Make me, he wanted to shout, not caring that it was a complete non-sequitur. Just try and make me.
“Oh, I will,” Sullivan said, low and unafraid and firm, and Tobias realized he’d actually said the words, actually yelled them. He’d refused, he’d raised his voice, and Sullivan... Sullivan wasn’t backing down. He wasn’t letting Tobias go.
He hit Tobias again, harder, and Tobias yelled again, louder. No words this time, just fury. He couldn’t stay still, kept yanking at the cuffs, kept shouting, kept thinking that he wouldn’t yield, he wouldn’t submit, not this time, not ever, that he hated this, hated every moment of it, hated his whole life and everyone in it, and he’d never wanted to destroy anything so much as he wanted to destroy the world right then.
“Color,” Sullivan said grimly, and Tobias wanted to laugh, wanted to say fuck you, and you can’t make me and stop it right now—
And his mouth opened and said, “Green.”
“I thought so,” Sullivan muttered, and the spanks paused for a heartbeat, a stutter of a heartbeat, long enough for all of Tobias’s loaded fury to pause, shocked at his an
swer, because he’d meant to say “red,” and then another blow landed, different and louder and impossibly, brilliantly painful.
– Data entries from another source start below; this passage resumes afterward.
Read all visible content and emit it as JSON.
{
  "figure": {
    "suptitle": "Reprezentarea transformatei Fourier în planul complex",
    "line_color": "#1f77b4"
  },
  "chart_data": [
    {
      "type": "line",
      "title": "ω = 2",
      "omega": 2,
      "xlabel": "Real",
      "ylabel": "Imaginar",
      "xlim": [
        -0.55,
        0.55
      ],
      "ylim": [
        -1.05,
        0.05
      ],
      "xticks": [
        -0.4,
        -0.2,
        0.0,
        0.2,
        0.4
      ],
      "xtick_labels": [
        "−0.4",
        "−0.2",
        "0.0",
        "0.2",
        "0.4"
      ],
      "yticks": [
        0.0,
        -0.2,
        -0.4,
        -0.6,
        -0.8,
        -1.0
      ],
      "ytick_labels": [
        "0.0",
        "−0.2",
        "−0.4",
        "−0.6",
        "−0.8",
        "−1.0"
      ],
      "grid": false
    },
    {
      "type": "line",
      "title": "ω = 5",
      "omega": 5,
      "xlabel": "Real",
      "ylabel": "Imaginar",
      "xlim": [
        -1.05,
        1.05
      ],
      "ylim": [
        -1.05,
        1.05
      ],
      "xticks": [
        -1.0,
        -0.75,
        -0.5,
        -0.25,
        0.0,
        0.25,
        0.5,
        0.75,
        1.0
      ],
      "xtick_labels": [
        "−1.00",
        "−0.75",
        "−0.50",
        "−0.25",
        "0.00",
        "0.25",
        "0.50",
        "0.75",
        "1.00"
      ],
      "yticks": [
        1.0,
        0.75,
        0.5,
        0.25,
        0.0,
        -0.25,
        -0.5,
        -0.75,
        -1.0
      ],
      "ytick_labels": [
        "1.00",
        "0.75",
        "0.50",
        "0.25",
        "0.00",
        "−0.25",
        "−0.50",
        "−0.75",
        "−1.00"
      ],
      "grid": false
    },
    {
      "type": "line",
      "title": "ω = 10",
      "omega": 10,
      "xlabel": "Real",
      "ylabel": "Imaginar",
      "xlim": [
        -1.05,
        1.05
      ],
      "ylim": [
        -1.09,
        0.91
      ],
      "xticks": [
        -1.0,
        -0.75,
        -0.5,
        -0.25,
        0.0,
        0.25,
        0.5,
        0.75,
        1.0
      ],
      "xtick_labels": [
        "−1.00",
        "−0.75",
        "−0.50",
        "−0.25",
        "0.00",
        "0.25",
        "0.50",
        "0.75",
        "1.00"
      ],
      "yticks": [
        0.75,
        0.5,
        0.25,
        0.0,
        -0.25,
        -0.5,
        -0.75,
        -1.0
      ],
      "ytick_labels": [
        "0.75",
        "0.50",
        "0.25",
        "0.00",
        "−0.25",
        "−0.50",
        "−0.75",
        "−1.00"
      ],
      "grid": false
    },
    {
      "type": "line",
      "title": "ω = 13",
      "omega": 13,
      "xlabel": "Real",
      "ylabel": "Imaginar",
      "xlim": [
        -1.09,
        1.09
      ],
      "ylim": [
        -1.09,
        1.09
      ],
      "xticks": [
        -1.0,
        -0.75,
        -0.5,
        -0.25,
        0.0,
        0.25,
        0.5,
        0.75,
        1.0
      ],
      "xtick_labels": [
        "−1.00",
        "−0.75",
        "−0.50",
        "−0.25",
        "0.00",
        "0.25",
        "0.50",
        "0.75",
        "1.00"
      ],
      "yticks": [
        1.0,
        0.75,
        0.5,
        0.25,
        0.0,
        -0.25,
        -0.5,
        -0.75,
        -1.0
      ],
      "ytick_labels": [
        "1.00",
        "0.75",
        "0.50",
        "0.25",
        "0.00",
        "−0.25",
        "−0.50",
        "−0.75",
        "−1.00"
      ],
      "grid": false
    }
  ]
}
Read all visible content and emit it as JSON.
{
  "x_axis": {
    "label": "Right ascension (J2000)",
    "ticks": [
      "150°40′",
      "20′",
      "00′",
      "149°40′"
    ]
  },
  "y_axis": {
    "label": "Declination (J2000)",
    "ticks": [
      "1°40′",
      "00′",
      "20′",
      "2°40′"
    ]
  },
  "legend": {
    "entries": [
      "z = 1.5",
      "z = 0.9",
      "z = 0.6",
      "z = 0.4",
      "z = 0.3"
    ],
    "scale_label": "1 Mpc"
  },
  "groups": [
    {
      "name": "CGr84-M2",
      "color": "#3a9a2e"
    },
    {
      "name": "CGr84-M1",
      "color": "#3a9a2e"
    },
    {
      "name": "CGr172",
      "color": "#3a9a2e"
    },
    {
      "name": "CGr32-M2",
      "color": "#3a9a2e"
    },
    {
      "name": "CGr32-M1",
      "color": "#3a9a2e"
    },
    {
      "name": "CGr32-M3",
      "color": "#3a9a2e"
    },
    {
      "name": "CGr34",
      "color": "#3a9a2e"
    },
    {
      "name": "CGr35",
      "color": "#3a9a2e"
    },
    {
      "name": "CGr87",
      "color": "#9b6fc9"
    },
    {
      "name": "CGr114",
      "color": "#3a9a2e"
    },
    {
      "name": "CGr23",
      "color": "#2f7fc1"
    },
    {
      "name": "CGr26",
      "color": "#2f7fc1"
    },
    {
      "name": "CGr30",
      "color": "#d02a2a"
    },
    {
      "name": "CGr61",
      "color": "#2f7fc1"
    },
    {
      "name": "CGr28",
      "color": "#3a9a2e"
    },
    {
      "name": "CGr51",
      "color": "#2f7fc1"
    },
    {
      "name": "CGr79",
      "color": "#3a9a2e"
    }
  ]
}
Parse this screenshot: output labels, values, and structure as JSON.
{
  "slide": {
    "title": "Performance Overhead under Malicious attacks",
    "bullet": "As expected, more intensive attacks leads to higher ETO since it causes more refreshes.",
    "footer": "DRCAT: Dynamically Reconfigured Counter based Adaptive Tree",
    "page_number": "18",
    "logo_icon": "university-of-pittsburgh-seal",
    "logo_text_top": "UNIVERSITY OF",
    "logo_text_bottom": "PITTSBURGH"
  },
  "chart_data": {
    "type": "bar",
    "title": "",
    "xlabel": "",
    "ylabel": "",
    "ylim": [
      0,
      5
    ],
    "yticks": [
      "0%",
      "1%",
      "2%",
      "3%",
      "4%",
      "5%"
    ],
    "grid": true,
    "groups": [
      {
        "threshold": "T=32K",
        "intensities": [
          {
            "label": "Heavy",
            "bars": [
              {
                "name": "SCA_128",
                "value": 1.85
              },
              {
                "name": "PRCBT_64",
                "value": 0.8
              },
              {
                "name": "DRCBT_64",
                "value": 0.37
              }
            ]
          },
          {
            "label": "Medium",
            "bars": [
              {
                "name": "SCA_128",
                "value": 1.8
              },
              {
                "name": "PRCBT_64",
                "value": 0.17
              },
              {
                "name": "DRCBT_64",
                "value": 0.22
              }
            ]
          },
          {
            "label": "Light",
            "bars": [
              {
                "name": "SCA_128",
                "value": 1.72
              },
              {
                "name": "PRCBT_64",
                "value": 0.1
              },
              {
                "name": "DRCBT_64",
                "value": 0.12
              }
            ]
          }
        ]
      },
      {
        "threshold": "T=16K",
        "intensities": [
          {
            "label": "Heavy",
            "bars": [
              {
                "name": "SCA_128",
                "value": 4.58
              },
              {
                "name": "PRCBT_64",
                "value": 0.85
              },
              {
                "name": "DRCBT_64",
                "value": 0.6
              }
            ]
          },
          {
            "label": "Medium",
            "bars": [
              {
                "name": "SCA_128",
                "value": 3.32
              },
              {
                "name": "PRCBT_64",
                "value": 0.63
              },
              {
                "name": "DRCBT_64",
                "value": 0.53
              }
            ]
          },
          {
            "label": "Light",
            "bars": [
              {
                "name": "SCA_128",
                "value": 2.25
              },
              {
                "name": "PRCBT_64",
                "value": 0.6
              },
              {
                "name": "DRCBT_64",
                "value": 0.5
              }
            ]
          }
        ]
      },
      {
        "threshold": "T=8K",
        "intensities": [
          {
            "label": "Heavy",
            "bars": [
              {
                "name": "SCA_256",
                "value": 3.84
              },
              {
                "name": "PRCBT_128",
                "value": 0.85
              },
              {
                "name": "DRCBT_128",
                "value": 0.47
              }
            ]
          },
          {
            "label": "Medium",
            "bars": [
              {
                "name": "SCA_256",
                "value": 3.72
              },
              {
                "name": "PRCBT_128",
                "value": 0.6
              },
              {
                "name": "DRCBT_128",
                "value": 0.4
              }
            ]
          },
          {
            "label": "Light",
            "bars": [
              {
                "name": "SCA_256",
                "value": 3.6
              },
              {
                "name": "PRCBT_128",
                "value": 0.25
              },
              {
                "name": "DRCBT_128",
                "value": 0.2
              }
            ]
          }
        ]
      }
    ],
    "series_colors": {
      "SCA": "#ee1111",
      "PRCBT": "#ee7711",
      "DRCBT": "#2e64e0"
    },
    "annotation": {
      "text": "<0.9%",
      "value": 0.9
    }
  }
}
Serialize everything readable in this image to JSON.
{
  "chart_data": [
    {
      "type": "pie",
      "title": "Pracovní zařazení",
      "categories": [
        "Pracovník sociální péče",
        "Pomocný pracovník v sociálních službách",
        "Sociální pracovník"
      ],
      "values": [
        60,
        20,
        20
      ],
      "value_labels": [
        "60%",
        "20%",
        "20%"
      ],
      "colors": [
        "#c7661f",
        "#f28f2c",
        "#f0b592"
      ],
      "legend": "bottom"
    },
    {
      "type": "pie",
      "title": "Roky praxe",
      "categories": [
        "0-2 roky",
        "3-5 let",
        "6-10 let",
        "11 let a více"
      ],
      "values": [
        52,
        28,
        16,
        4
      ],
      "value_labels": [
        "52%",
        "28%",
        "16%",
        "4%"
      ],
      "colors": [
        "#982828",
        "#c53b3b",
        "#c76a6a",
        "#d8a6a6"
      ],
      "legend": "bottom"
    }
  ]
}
The paddle. It lit up every nerve from head to toe, and he howled at the bright, crimson burn.
“Fuck you,” he gasped, and Sullivan laughed. He laughed, the bastard, and the paddle fell again and again, moving to his thighs now, and the blows weren’t as hard there, not nearly, but it didn’t take as much to register the same level of pain in that place, and he coughed out a furious sob. It was electricity and fire and burning, and it didn’t stop, wouldn’t stop.
He was dimly aware of Sullivan saying, “Color,” and of his own voice saying, “Green.”
But seconds or ages later, he was pulled out of it by the sensation of fingers in his hair. “What...” he mumbled. “What...”
“Breathe, sweetheart.” Sullivan didn’t sound angry. “Come on. Take a breath for me.”
Tobias did, and only then did the lightheadedness start to dissipate. He hadn’t realized he’d been holding his breath, and Sullivan stayed beside him, rubbing his back and saying over and over, “Breathe. That’s it. Keep going.”
“I can’t,” Tobias whispered, and he didn’t mean the paddle, although that wasn’t inconsiderable. He meant that yawning, terrible feeling from downstairs that had backed off briefly with Sullivan here beside him, but which hovered in the distance. It wasn’t gone. “I can’t.”
“You can.”
“No more.” He might’ve been crying. The part of him that had watched a lot of TV and movies told him that crying during sex was bad, but it didn’t feel bad to him. And it was sex, somehow. He was still hard. Hard to the point of dripping. He was pretty sure he’d been rubbing against the bed.
“You can take a lot more than this,” Sullivan said, not unkindly. “And you will.”
“Sullivan, please.”
“Color?”
Tobias sobbed once. “Green. God, green.”
“Take a breath.”
Tobias did.
“Another.”
He did that too. Sullivan leveraged him to his feet, then pushed him down on the mattress on his belly, easing his feet wide so that he was exposed.